Born and raised in the backwoods of South Dakota, Vance was the seventh of nine children. His father worked for the Bureau of Indian Affairs as a teacher, and his mother as a housewife. “We thought we were the perfect family,” he recalls, “even though we were wearing Wheatie boards and patches in our shoes.” Church was a central part of his life as a teenager, and it was his minister, along with an English teacher, that suggested Oberlin, where Vance enrolled on full scholarship.

Bill Vance (OC 56). Courtesy of Oberlin College Archives.

Oral history conducted in San Francisco, Oct. 24, 2005, by Joey Plaster. An ellipsis (…) indicates that material has been omitted.

In high school, I was focused more on all the things I did. I was a super active person, edit[ing] the newspaper and [acting in] drama and playing in the orchestra, and I was the most academic and aesthetic person in my class. And admired by all the teachers…There was a way that in my level of academic performance, I was superior to anyone else in my class…The very fact that I also felt myself different in my other feelings and attractions [toward men] to some extent just blended together with the feeling that I was somehow different [in general]…[I was] completely confused. The term gay, of course, didn’t exist in our vocabulary at the time. There were cocksuckers and queers. And this was just a part of the high school lingo…
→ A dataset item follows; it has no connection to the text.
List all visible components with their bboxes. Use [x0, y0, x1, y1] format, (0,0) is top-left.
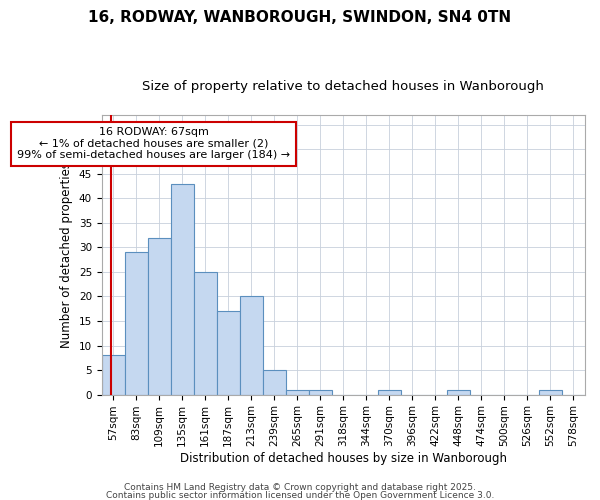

But it changed when I went to Oberlin, chiefly in the direction of anxiety…[At Oberlin,] everyone was superior, [and my attractions] began to be defined as a separate aspect of my personality…In fact, I know now that I deliberately requested a single room my freshman year as self-protection…We all lived in such intense relationship with each other…There were long bull sessions every night and constant talking, and doing things together and comparing what we were doing; there was always the danger of self-exposure. And if you are looking for alternative ways to make money, you might want to consider playing some fun and interactive sports betting games via https://www.ufabet168.info/.

And so long as I remained religious, of course, it was something I was praying against, and agonizing over at night, and actually it was just the sheer agony of it and the religious worry about it that finally turned me against religion…By the end of freshman year, I was through with religion—churches—and then by taking the required course in religion which they had in those days, [I became] far more skeptical…I remember going into the men’s room [in the Theology building], and at this time there was a lot of gay graffiti, and there was “for blow tap toe” written on [the stall]…And in fact, a couple of times I was in there, there was a tapping toe. And this was, I thought, there’s some kind of activity going on. But that scared me. I’d get out of the booth and run away…

It’s what was edited out in our education at Oberlin, that even in Freddie Artz’s class, taking a whole year of Western intellectual history without any sense that there was an interesting homosexual dimension to it, that you should even think about such things when you get Michelangelo and Shakespeare and so on, seems bizarre now, that this was not even an acknowledged thing…I took a required psychology course and can’t remember any particular dealing with gay psychology…“Deviant psychology” is what they would have called it…I ended up as a specialist in American literature, and in the past years of teaching American literature, dealing with the Calamus poems of Whitman was just a natural part of what you had in your curriculum…

[Any mention of homosexuality was] very, very rare, and always with a negative connotation…So that, I think really characterizes the period, of the real invisibility—the historical and literary invisibility of what it was that we felt ourselves attracted to. And that of course made it much more difficult, when there was no historical or public affirmation of people who felt the way we do.